Wolfe served two-and-a-half years in World War II as an Army photo intelligence officer, stationed in Australia, New Guinea and New Britain. After he was discharged, he married Arlene.

Wolfe suggests he has always been at the right place at the right time, including during his ascendance through the ranks from Army private to captain, despite being "the worst soldier in World War II."

"I've never applied for a job," he said. "I'm not even sure how you do it."

Later, the Wolfes lived in Paris with their daughter, where he studied with Ossip Zadkine, the renowned Russian Cubist, and still later, they traveled the world together. He had already taught photointerpretation for the army in Florida, then art at the University of Nebraska, later CU, and the Universities of Hawaii and Alaska before finally returning to Boulder, where he was first hired to teach after being approached by Muriel Sibell-Wolle, chair of the art department, and soon after he received his MFA from CU in 1948.

While in Nebraska, he sent a photo of his wife and him, in uniform, to CU Boulder. "And I knew when they saw how attractive she was, I'd get a fellowship, which I did."

Lynn Wolfe Photograph

Lynn Wolfe began his career at CU Boulder in 1945, and soon after received his MFA (Photo by Craig Levinsky).

He was a student here when Muriel Sibell-Wolle, who was head of the art department, asked him to teach for the department. He pointed out that he didn’t have an advanced degree, and she told him he could finish his degree while teaching.

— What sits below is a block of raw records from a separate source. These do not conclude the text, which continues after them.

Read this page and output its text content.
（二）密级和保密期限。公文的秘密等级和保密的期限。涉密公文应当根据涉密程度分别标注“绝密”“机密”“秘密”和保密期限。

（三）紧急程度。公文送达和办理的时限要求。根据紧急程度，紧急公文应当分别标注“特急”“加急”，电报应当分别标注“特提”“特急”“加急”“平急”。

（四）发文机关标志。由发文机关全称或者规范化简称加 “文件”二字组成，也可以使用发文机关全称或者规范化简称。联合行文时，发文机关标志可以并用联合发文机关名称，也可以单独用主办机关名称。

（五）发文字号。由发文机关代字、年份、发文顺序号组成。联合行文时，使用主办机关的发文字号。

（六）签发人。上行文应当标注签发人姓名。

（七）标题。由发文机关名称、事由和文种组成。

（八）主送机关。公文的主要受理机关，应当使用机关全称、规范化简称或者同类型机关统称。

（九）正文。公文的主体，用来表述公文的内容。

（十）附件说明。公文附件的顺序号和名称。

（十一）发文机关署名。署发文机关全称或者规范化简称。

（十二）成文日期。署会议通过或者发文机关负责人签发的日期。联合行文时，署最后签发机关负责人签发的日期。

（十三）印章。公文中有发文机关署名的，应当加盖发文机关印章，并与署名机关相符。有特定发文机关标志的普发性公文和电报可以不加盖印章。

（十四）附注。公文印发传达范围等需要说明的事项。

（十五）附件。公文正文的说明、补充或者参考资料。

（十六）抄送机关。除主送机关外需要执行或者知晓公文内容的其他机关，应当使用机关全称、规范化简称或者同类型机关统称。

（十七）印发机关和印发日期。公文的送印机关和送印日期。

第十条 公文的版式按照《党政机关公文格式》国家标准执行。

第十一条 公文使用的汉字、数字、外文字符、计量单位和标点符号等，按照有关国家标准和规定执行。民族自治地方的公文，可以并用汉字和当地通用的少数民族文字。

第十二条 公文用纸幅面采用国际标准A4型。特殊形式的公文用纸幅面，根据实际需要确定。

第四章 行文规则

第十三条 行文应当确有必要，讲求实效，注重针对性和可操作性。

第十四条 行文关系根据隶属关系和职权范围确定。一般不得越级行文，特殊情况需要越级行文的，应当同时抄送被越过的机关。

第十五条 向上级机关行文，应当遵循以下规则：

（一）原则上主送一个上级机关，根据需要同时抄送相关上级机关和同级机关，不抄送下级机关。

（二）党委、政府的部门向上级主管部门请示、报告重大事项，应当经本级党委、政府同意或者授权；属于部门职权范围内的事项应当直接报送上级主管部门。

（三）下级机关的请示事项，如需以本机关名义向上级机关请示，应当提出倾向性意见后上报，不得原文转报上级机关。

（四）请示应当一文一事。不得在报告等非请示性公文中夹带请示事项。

"So, again, I didn’t apply for that job either. They just offered it to me."

One evening in 1951, Lynn and Arlene invited some friends over to the house. Arlene had been thinking about the public parks she enjoyed with their daughter in Paris, the likes of which they didn’t quite have in Boulder. After much discussion, the Wolfes and their guests, including the late Al Bartlett, a professor of physics, formed PLAN-Boulder (People's League for Action Now), an organization that charged itself with ensuring that Boulder County preserved much of its open spaces, that very night. PLAN-Boulder still exists, working to support and protect a number of local social and environmental causes.

Further supporting open space, the Wolfes made a sizable donation to CU, which will partially be used soon to develop a garden path in the area of Macky Auditorium, called the Wolfe Garden Walk.

Looking back on life, Wolfe said, he recalls the happiest times being when he assumed the role of "protector" with young children.

"I'm not a very daring person, but when I had the family to protect, I could have died saving them from something," he said. "And I think that's the time I found most exciting."

In the realm of teaching, "I find that working with young people keeps you young. I found the students so much fun to work with. I’ve felt lucky ever since I came here as a student, and I felt lucky ever since I became a teacher here."

"I feel sorry for people who retire and don't have anything to do. I turn on the television to see how bad the roads are. Then I turn it off and go right downstairs to my studio and get to work. In other words, it beckons. I don't need drugs. I'm on a high all the time. And it's because of the relationship I have with my work. I could fight the battle forever."